The extension of this rule is pretty simple. Speak truth plainly, even when it works against your side. Politics is not poetry. Civil government is not poetry. The philosophical underpinnings of republican forms of government are not poetry, nor is journalism or intelligence reports or definitions of illegal behavior. They need to be made plain. The poet wants us to work to infer meaning from the poem; our different lives bring different meaning to the experience of the poem by different people. The meaning changes because it’s meant to, but that is for a specific context. To try to apply those rules outside of that context is the death of meaning. When necessary, speak truth plainly, and if someone is not, then the “deconstructionists” taught us to look behind the speakers’ words for their intentions. That has never been more important than now in this country.

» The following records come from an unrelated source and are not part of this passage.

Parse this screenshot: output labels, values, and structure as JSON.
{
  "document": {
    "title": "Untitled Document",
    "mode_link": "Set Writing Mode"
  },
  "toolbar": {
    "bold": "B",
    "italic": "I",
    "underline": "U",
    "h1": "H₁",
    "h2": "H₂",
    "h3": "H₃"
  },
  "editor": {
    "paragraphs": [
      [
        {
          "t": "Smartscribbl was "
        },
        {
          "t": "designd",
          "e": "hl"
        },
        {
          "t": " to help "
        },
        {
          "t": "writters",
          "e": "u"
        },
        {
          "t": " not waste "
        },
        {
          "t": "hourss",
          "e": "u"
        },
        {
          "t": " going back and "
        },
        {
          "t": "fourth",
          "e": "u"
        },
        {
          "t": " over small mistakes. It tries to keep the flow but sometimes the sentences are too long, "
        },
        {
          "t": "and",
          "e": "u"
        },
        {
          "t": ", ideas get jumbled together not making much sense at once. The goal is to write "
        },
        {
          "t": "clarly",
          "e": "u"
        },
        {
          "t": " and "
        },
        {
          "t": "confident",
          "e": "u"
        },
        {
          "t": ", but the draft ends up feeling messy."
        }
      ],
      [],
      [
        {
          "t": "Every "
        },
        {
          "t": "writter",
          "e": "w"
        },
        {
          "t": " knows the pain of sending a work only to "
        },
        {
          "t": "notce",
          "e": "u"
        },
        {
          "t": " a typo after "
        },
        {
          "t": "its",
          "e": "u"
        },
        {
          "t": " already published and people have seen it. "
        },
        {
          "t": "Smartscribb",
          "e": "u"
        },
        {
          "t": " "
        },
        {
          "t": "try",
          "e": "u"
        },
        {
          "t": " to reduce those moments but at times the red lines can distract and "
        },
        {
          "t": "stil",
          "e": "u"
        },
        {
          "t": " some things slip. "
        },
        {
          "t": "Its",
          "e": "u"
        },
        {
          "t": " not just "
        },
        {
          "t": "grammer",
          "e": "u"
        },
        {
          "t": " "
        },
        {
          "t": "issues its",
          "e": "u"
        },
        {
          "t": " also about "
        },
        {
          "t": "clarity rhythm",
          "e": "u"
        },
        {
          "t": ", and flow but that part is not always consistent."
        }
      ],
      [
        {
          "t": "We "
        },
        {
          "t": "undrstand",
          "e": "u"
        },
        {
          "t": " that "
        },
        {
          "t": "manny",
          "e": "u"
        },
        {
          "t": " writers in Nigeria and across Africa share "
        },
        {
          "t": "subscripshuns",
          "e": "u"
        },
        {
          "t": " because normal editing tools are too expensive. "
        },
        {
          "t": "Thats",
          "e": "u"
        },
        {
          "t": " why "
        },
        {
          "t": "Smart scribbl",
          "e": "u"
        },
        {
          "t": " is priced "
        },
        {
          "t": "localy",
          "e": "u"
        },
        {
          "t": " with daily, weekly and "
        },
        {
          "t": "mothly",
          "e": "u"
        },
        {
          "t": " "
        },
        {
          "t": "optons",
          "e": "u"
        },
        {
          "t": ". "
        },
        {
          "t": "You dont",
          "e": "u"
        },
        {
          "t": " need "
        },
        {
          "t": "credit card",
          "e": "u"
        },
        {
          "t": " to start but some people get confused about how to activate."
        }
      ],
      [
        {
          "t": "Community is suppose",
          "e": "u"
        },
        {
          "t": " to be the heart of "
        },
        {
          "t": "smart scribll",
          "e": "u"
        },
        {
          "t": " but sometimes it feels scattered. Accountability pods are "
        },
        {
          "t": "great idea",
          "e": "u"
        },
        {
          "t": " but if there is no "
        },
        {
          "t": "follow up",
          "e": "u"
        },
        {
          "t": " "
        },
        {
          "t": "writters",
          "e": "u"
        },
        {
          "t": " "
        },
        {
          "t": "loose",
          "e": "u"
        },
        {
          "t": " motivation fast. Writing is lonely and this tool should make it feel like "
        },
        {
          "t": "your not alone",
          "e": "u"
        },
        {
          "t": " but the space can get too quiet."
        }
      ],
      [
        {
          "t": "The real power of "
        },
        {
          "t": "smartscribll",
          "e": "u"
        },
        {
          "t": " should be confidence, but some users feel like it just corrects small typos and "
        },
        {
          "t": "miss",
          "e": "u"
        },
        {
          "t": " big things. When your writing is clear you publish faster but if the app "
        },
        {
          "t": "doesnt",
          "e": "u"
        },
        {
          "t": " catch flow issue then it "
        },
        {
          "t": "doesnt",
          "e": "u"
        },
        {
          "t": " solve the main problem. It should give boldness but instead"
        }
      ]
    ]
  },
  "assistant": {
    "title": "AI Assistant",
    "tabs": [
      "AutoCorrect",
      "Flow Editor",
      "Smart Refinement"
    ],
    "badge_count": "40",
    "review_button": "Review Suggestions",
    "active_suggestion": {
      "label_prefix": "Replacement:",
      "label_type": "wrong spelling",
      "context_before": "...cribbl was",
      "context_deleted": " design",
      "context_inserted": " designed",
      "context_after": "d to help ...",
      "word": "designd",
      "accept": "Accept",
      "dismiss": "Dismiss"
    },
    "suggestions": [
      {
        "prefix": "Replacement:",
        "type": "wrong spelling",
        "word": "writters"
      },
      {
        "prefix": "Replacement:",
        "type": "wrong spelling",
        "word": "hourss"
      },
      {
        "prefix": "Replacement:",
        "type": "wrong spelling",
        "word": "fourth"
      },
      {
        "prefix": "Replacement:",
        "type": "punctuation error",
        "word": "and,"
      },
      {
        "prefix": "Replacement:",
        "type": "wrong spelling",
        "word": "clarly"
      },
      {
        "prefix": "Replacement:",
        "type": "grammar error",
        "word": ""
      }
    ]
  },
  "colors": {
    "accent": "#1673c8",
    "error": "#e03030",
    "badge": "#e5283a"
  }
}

If you can’t say hebephile (Roy Moore) with a straight face, if you can’t call a predator a predator, if you can’t not vote for a demagogue because your weak faith in God leads you to distrust God with SCOTUS, if you will call evil good, if you will insist that one man whose ideology is different than yours is evil but a lecher and robber baron is a lower-case messiah, then you are liar. Your speech is not plain. Your truth is not manifest. You are following an ideology, not that ignoramus of a savior who might just have believed in your ethical potential. The only way back from the edge of the cliff is to return to speaking the truth, even when it cuts against your personal politics and preferences, and that this is where we are with American Christianity—that we have to say “you should love the truth”—means that the cruciform life is as dead a concept in churches as it has ever been.